What it amounts to is a knockoff Wonder Years with a Chuck Lorre pedigree (and notes of Smart Guy) that feels like it could’ve run opposite Kevin Arnold’s coming-of-age series. Every shot of the premiere is ringed by a golden, nostalgic hue, but certain stylistic choices—like the mechanical disturbances that menace Sheldon when he steps into the family’s front yard—feel like they’ve been in mothballs since that late-’80s/early-’90s period when primetime comedy was reacquainting itself with a broader cinematic palette. The premiere feels old-fashioned, but not in a way that the producers would want to take pride in. (Maybe you can chalk it up to the direction of Jon Favreau, who also worked on The Orville’s aesthetic time warp of a pilot episode?) This isn’t the type of story that should be told in front of the distancing laughter of a live studio audience, but the Young Sheldon producers (and the network that’s broadcasting their show) are still getting the hang of the single-camera setup.
That’s amplified by the way the show dramatizes Sheldon’s sensitivities to the outside world, one reading of which is simply “Bright kid fails to understand world that doesn’t understand him back.” Read another way, it’s a tacit acknowledgment of Sheldon’s place on the autism spectrum—and a clumsy one, at that. The people behind the scenes at The Big Bang Theory have skirted this topic for nearly a decade; to delve into it so deeply here would be a seemingly progressive step that retroactively makes the parent show’s sense of humor—so frequently pegged to Sheldon’s difficult nature—look inordinately cruel. Should Young Sheldon go down the path already treaded by The Good Doctor, Atypical, and The A Word, it’ll need to do more than insert a few jarring POV shots.
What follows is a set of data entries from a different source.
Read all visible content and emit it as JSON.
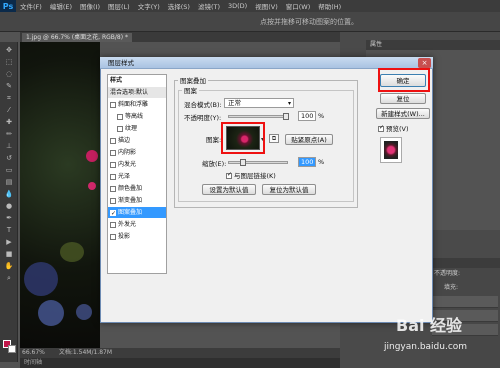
{
  "app": {
    "logo": "Ps"
  },
  "menubar": {
    "items": [
      "文件(F)",
      "编辑(E)",
      "图像(I)",
      "图层(L)",
      "文字(Y)",
      "选择(S)",
      "滤镜(T)",
      "3D(D)",
      "视图(V)",
      "窗口(W)",
      "帮助(H)"
    ]
  },
  "options_bar": {
    "hint": "点按并拖移可移动图案的位置。"
  },
  "document": {
    "tab_title": "1.jpg @ 66.7% (桌面之花, RGB/8) *",
    "zoom": "66.67%",
    "file_info": "文档:1.54M/1.87M",
    "timeline": "时间轴"
  },
  "panels": {
    "properties_title": "属性",
    "layers_opacity_label": "不透明度:",
    "layers_fill_label": "填充:"
  },
  "dialog": {
    "title": "图层样式",
    "close": "×",
    "styles_header": "样式",
    "blend_options": "混合选项:默认",
    "style_items": [
      {
        "label": "斜面和浮雕",
        "checked": false,
        "indent": false
      },
      {
        "label": "等高线",
        "checked": false,
        "indent": true
      },
      {
        "label": "纹理",
        "checked": false,
        "indent": true
      },
      {
        "label": "描边",
        "checked": false,
        "indent": false
      },
      {
        "label": "内阴影",
        "checked": false,
        "indent": false
      },
      {
        "label": "内发光",
        "checked": false,
        "indent": false
      },
      {
        "label": "光泽",
        "checked": false,
        "indent": false
      },
      {
        "label": "颜色叠加",
        "checked": false,
        "indent": false
      },
      {
        "label": "渐变叠加",
        "checked": false,
        "indent": false
      },
      {
        "label": "图案叠加",
        "checked": true,
        "indent": false,
        "selected": true
      },
      {
        "label": "外发光",
        "checked": false,
        "indent": false
      },
      {
        "label": "投影",
        "checked": false,
        "indent": false
      }
    ],
    "group_title": "图案叠加",
    "subgroup_title": "图案",
    "blend_mode_label": "混合模式(B):",
    "blend_mode_value": "正常",
    "opacity_label": "不透明度(Y):",
    "opacity_value": "100",
    "opacity_unit": "%",
    "pattern_label": "图案:",
    "snap_origin_btn": "贴紧原点(A)",
    "scale_label": "缩放(E):",
    "scale_value": "100",
    "scale_unit": "%",
    "link_layer_label": "与图层链接(K)",
    "link_layer_checked": true,
    "set_default_btn": "设置为默认值",
    "reset_default_btn": "复位为默认值",
    "ok_btn": "确定",
    "cancel_btn": "复位",
    "new_style_btn": "新建样式(W)...",
    "preview_label": "预览(V)",
    "preview_checked": true
  },
  "watermark": {
    "main": "Bai 经验",
    "sub": "jingyan.baidu.com"
  },
  "colors": {
    "highlight": "#e11111",
    "selection": "#3399ff",
    "foreground": "#c2174a"
  }
}
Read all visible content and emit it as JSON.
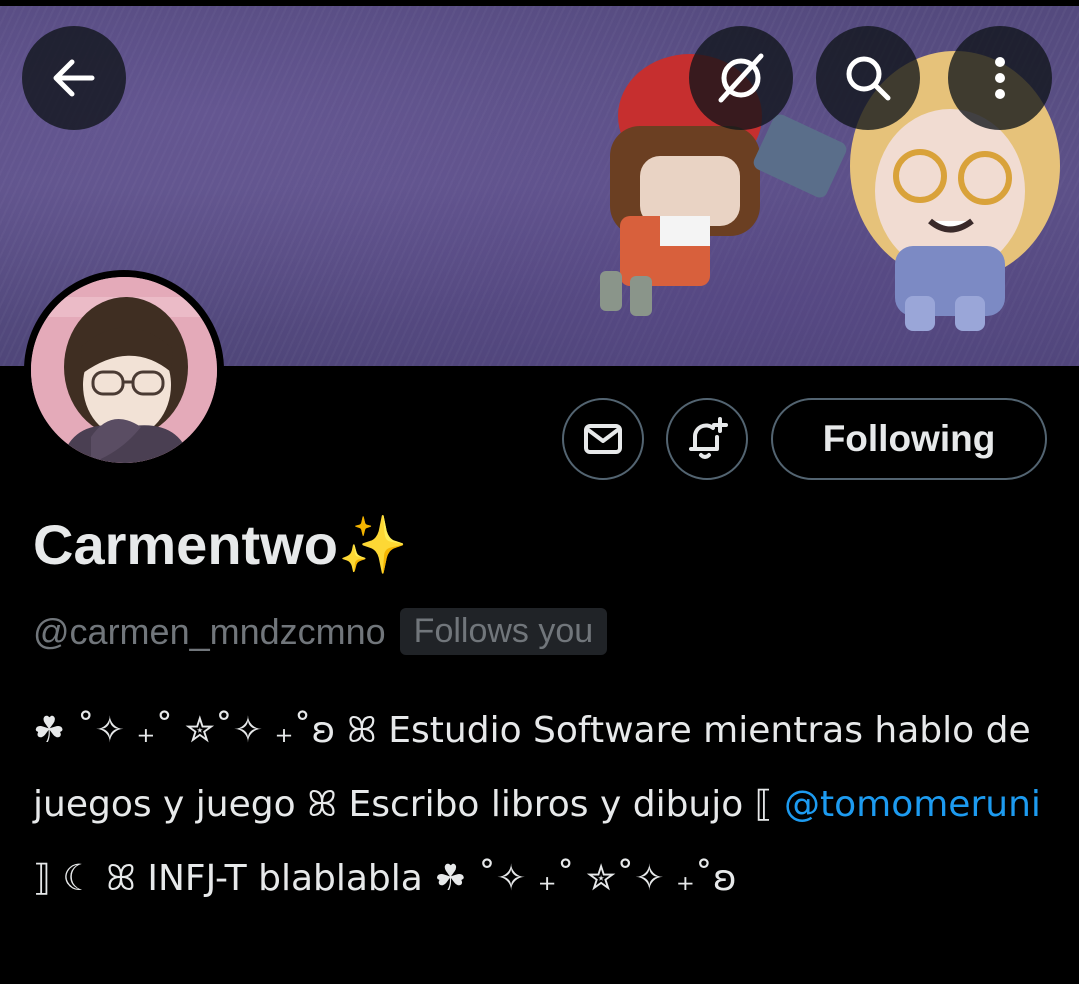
{
  "profile": {
    "display_name": "Carmentwo✨",
    "handle": "@carmen_mndzcmno",
    "follows_you_badge": "Follows you",
    "bio_part1": "☘︎ ˚✧ ₊˚ ✮˚✧ ₊˚ʚ ꕤ Estudio Software mientras hablo de juegos y juego ꕤ Escribo libros y dibujo ⟦ ",
    "bio_mention": "@tomomeruni",
    "bio_part2": " ⟧ ☾ ꕤ INFJ-T blablabla ☘︎ ˚✧ ₊˚ ✮˚✧ ₊˚ʚ"
  },
  "actions": {
    "follow_label": "Following"
  },
  "icons": {
    "back": "back-arrow-icon",
    "grok": "grok-icon",
    "search": "search-icon",
    "more": "more-vertical-icon",
    "message": "mail-icon",
    "notify": "bell-plus-icon"
  },
  "colors": {
    "background": "#000000",
    "text": "#e7e9ea",
    "muted": "#71767b",
    "link": "#1d9bf0",
    "border": "#536471",
    "badge_bg": "#202327"
  }
}
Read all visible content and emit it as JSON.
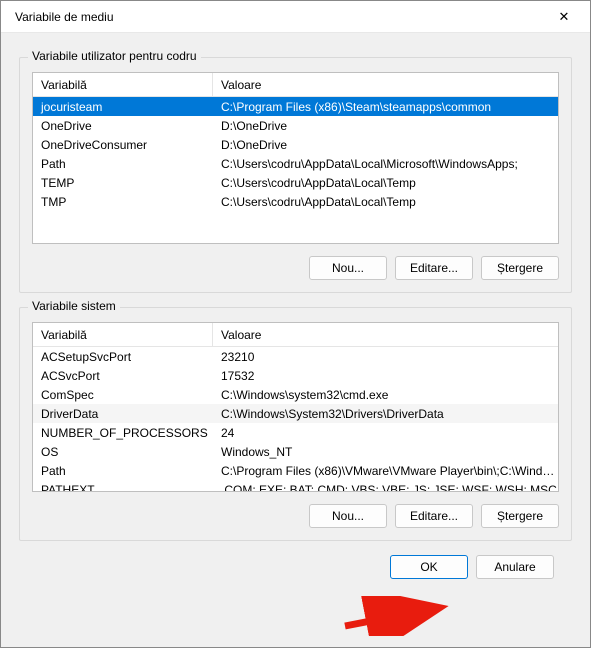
{
  "window": {
    "title": "Variabile de mediu",
    "close": "✕"
  },
  "userGroup": {
    "label": "Variabile utilizator pentru codru",
    "header": {
      "name": "Variabilă",
      "value": "Valoare"
    },
    "rows": [
      {
        "name": "jocuristeam",
        "value": "C:\\Program Files (x86)\\Steam\\steamapps\\common",
        "selected": true
      },
      {
        "name": "OneDrive",
        "value": "D:\\OneDrive"
      },
      {
        "name": "OneDriveConsumer",
        "value": "D:\\OneDrive"
      },
      {
        "name": "Path",
        "value": "C:\\Users\\codru\\AppData\\Local\\Microsoft\\WindowsApps;"
      },
      {
        "name": "TEMP",
        "value": "C:\\Users\\codru\\AppData\\Local\\Temp"
      },
      {
        "name": "TMP",
        "value": "C:\\Users\\codru\\AppData\\Local\\Temp"
      }
    ],
    "buttons": {
      "new": "Nou...",
      "edit": "Editare...",
      "delete": "Ștergere"
    }
  },
  "sysGroup": {
    "label": "Variabile sistem",
    "header": {
      "name": "Variabilă",
      "value": "Valoare"
    },
    "rows": [
      {
        "name": "ACSetupSvcPort",
        "value": "23210"
      },
      {
        "name": "ACSvcPort",
        "value": "17532"
      },
      {
        "name": "ComSpec",
        "value": "C:\\Windows\\system32\\cmd.exe"
      },
      {
        "name": "DriverData",
        "value": "C:\\Windows\\System32\\Drivers\\DriverData",
        "alt": true
      },
      {
        "name": "NUMBER_OF_PROCESSORS",
        "value": "24"
      },
      {
        "name": "OS",
        "value": "Windows_NT"
      },
      {
        "name": "Path",
        "value": "C:\\Program Files (x86)\\VMware\\VMware Player\\bin\\;C:\\Windows\\..."
      },
      {
        "name": "PATHEXT",
        "value": ".COM;.EXE;.BAT;.CMD;.VBS;.VBE;.JS;.JSE;.WSF;.WSH;.MSC"
      }
    ],
    "buttons": {
      "new": "Nou...",
      "edit": "Editare...",
      "delete": "Ștergere"
    }
  },
  "dialog": {
    "ok": "OK",
    "cancel": "Anulare"
  }
}
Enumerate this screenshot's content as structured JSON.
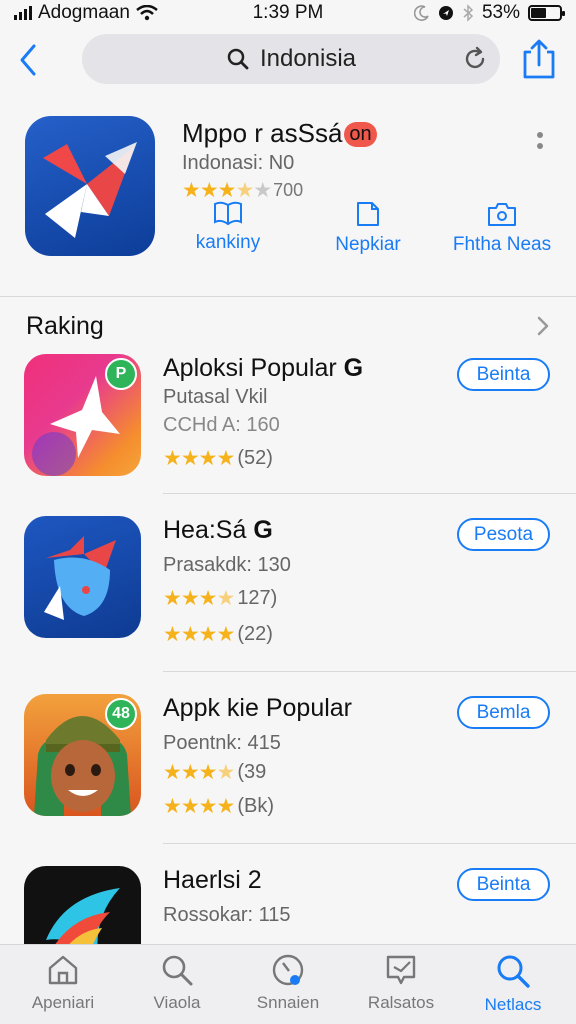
{
  "status": {
    "carrier": "Adogmaan",
    "time": "1:39 PM",
    "battery": "53%",
    "battery_level": 0.53
  },
  "nav": {
    "search_text": "Indonisia"
  },
  "hero": {
    "title": "Mppo r asSsá",
    "badge": "on",
    "subtitle": "Indonasi:  N0",
    "rating_count": "700",
    "stars": 3.5,
    "actions": [
      {
        "label": "kankiny",
        "icon": "book-icon"
      },
      {
        "label": "Nepkiar",
        "icon": "document-icon"
      },
      {
        "label": "Fhtha Neas",
        "icon": "camera-icon"
      }
    ]
  },
  "section": {
    "title": "Raking"
  },
  "apps": [
    {
      "name": "Aploksi Popular",
      "name_suffix": "G",
      "line1": "Putasal Vkil",
      "line2": "CCHd A: 160",
      "rating_label": "(52)",
      "get_label": "Beinta",
      "badge": "P",
      "colors": [
        "#f0307a",
        "#f58d2e",
        "#7a3bd6"
      ]
    },
    {
      "name": "Hea:Sá",
      "name_suffix": "G",
      "line1": "Prasakdk: 130",
      "line2_rating": "127)",
      "rating_label": "(22)",
      "get_label": "Pesota",
      "colors": [
        "#1e57c1",
        "#0e3b92"
      ]
    },
    {
      "name": "Appk kie Popular",
      "line1": "Poentnk: 415",
      "line2_rating": "(39",
      "rating_label": "(Bk)",
      "get_label": "Bemla",
      "badge": "48",
      "colors": [
        "#e58b2c",
        "#3aa15a"
      ]
    },
    {
      "name": "Haerlsi 2",
      "line1": "Rossokar: 115",
      "get_label": "Beinta",
      "colors": [
        "#111111",
        "#2ec4e6",
        "#f04a3a"
      ]
    }
  ],
  "tabs": [
    {
      "label": "Apeniari",
      "icon": "home-icon",
      "active": false
    },
    {
      "label": "Viaola",
      "icon": "search-icon",
      "active": false
    },
    {
      "label": "Snnaien",
      "icon": "compass-icon",
      "active": false
    },
    {
      "label": "Ralsatos",
      "icon": "inbox-icon",
      "active": false
    },
    {
      "label": "Netlacs",
      "icon": "search-icon",
      "active": true
    }
  ],
  "colors": {
    "accent": "#1a7cf4",
    "star": "#f6b21b",
    "badge_green": "#2fb45a",
    "badge_red": "#f0584c"
  }
}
Which raises the question of whether or not this show is the blockbuster that its pedigree suggests it could be. The premiere doesn’t pack the joke-telling punch to satisfy regular Big Bang Theory viewers, and it’s too treacly to lure in the stubborn ranks who turn their noses up at multi-camera fare. Like young Sheldon—neither as adult as his intellect nor as childlike as his stature—Young Sheldon is caught in an in-between place, destined to flummox those who’d love it the most. Perhaps this wasn’t such a gimme after all.